Java applets are also used in Australia to access the Tax Office and other
departments online services using digital certificates.

I worked in the responsible team for 5 years. For obvious reasons I can't
discuss in detail. That said, its hard to refute that implementing a single
Java applet is a lot more cost effective than developing and maintaining
native add-ons (or plugins) for two platforms and six different browsers.

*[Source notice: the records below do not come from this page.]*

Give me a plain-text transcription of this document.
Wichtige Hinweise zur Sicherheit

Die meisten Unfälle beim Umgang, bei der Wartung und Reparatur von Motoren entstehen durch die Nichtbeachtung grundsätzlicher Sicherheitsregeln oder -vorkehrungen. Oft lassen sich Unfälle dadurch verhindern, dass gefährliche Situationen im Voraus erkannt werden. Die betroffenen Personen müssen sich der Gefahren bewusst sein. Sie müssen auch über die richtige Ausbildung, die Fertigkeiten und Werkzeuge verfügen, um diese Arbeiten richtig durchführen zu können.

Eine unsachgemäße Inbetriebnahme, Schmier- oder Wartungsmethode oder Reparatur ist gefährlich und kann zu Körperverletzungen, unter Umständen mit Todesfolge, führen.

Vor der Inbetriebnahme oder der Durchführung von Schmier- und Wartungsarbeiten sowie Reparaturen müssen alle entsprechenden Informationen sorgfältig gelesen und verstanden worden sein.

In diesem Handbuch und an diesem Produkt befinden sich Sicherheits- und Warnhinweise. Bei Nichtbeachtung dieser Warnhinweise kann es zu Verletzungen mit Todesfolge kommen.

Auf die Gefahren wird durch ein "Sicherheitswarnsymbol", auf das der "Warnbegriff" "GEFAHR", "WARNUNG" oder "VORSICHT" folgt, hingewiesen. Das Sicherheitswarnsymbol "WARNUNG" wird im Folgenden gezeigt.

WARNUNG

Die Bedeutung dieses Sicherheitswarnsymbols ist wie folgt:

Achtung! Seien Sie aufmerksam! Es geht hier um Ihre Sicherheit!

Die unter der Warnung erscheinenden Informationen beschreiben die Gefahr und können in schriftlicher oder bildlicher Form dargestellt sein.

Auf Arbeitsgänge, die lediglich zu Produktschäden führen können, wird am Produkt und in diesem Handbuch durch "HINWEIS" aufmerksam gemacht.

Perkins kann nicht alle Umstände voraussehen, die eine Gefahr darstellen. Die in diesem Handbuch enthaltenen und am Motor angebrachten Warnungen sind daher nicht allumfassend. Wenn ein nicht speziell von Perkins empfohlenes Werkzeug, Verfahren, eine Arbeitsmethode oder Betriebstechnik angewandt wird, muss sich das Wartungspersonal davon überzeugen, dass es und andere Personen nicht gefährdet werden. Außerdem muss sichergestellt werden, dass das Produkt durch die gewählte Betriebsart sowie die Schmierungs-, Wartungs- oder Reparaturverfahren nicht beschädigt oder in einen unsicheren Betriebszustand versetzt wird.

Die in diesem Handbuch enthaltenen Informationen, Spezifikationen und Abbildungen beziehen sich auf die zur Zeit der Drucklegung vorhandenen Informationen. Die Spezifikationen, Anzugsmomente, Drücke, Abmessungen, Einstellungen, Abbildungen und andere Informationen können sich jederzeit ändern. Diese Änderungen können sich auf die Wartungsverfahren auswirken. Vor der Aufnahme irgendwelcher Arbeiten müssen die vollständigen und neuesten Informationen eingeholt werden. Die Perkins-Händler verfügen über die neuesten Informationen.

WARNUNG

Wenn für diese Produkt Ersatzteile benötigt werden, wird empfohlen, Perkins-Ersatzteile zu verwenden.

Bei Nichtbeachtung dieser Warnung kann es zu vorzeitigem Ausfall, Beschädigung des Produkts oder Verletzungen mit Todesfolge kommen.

As far as I know, the EcmaScript standard doesn't define an interface for
x.509 / pkcs#11. If it did, there would be significantly fewer applets in
the world. Mind you, people would then ring up and complain when their key
store doesn't persist between browsers (due to a lack of CAPI / Keychain
integration).

=)

On Wednesday, September 5, 2012, Casper Bang wrote:

> Unfortunately the same applies in Denmark, where it's needed even to log
> in. To make things worse, its primary purpose seems to be to be able to
> bootstrap unknown lazily-loaded code and use JNI to launch native stuff.
> *Head down in embarrassment*
>
> On Tuesday, September 4, 2012 10:30:06 AM UTC+2, Jim Cheesman wrote:
>>
>> They're still used for things like browser-based digital signing, at
>> least here in Spain. The official ID card (which everyone over 16 is
>> legally obliged to possess) includes a digital certificate (actually 2) for
>> access to government services online. This is commonly implemented using a
>> Java applet. (OK, the access doesn't require an applet, but signing any
>> official request does.)
>>
>>
>>
>>
>> On Thursday, 30 August 2012 23:39:53 UTC+2, Jon Kiparsky wrote:
>>>
>>> I thought applets had died out years ago...
>>>
>>> On Thu, Aug 30, 2012 at 5:36 PM, phil swenson <[email protected]>wrote:
>>>
>>>> That's a great solution.  Kill Applets/JWS.  Maybe they could put those
>>>> resources into something useful.  They lost the UI wars (esp in the
>>>> browser) many years ago.
>>>>
>>>>
>>>> On Thu, Aug 30, 2012 at 12:33 PM, Puybaret <[email protected]> wrote:
>>>>
>>>>> The most weird thing is that Oracle didn't communicate on its web site
>>>>> about his issue yet. :-(
>>>>> Do they want to kill Applets and JWS or what?